ABSTRACT Saccharin sodium consumption is considered safe and beneficial, owing to its very intense sweetness without any associated calories, but supporting scientific data remain sparse and controversial. Herein, we demonstrate that dose-response relationships existed with regard to administration of saccharin or sucrose to mice for 35 days, and this association involved testis-expressed sweet-tasting molecules (taste receptor type 1 subunit 3 [T1R3]; G protein alpha-gustducin [Galpha]). Mouse body weights and testis weights in middle- and low-dose saccharin-treated groups were increased with up-expressions of molecules involved in testicular sweet taste and steroidogenic (middle saccharin: steroidogenic acute regulatory protein [StAR]; P450 cholesterol side-chain cleavage enzyme [CYP11A1]; 17-alpha-hydroxylase/C17,20-lyase [CYP17A1]; low saccharin: StAR).

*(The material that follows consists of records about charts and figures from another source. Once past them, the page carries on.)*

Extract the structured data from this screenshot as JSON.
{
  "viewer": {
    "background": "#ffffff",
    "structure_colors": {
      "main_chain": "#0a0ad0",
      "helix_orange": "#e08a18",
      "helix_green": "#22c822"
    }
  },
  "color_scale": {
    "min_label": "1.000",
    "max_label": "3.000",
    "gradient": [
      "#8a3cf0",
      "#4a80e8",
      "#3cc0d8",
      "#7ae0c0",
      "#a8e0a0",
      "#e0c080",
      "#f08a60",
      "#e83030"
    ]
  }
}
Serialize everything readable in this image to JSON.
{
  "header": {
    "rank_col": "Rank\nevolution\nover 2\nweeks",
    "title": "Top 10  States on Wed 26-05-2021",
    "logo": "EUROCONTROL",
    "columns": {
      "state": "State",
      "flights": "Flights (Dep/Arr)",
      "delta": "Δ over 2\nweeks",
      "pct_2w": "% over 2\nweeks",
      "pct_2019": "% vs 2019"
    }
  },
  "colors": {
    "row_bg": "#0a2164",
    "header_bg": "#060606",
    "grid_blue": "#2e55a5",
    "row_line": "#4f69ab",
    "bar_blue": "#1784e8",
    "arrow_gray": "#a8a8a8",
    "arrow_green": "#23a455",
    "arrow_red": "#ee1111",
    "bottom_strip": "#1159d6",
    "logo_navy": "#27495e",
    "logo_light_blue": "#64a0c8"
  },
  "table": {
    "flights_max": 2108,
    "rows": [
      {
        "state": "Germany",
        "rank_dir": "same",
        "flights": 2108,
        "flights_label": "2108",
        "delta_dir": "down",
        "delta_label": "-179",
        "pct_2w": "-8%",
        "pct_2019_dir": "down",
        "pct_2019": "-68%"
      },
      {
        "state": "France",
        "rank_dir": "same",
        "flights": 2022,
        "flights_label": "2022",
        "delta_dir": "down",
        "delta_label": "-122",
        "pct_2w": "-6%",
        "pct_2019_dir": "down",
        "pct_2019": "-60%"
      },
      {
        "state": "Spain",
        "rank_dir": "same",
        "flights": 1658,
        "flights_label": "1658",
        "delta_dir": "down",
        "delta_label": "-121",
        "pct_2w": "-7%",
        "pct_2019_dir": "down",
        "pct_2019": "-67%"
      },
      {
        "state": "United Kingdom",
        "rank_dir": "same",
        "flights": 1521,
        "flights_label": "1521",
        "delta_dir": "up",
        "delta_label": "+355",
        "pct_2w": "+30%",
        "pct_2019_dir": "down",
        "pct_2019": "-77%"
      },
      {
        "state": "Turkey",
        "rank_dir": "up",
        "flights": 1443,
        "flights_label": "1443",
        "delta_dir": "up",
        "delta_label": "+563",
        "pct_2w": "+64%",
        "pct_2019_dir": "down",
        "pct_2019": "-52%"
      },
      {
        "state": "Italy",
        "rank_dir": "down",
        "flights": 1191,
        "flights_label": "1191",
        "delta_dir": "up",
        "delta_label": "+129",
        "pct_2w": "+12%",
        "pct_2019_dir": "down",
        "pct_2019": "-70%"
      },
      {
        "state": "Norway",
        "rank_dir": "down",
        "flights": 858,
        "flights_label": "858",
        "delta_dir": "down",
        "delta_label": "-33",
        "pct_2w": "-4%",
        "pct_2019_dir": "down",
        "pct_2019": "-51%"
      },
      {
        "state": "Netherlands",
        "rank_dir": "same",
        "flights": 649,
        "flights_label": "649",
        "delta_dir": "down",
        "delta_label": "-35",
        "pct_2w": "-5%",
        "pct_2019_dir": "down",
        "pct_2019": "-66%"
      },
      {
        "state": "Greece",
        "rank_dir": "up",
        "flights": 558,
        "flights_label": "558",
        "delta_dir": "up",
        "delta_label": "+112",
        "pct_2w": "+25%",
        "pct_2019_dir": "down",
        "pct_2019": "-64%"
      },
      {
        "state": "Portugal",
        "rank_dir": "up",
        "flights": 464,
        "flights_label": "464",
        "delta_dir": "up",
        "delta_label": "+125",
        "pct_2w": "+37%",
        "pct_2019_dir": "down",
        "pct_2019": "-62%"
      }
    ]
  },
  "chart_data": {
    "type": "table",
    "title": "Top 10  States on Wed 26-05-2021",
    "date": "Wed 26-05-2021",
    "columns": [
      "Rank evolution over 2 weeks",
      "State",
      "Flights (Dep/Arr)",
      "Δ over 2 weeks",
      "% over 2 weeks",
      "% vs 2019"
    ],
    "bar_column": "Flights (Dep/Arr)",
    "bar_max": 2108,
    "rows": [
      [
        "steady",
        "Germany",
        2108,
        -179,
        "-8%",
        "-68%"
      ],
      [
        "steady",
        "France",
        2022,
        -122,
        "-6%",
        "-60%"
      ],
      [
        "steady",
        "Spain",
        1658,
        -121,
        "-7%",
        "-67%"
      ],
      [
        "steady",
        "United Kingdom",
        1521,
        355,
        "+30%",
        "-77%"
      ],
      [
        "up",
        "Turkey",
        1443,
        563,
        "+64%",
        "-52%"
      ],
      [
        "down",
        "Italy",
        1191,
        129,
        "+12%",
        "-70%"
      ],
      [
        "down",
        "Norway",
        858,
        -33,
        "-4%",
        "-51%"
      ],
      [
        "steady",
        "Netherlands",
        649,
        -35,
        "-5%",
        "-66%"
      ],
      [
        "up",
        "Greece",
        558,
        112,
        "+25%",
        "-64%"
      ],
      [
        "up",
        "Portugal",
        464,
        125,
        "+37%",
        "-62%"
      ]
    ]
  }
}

Moreover, a high-dose saccharin-related decline in reproductive hormone levels and injuries to testis and sperm were observed to be associated with suppression of testicular T1R3 and Galpha, as well as steroidogenic-related factors (StAR; 3-beta-hydroxysteroid dehydrogenase [3-beta-HSD]; CYP11A1; CYP17A1; 17-beta-hydroxysteroid dehydrogenase [17-beta-HSD]), and activation of cleaved caspase-3. However, abnormalities of the testis and sperm in high- and middle-dose sucrose-exposed mice were related to the increased-cleaved caspase-3, but independent of T1R3 and/or Galpha. Collectively, our results clearly suggest that saccharin-induced physiologic effects on testis are associated with testicular T1R3 and Galpha, which differed from sucrose. We hence call for a reassessment of the excessive use of sweeteners in daily life, especially artificial ones, considering their potential side effects.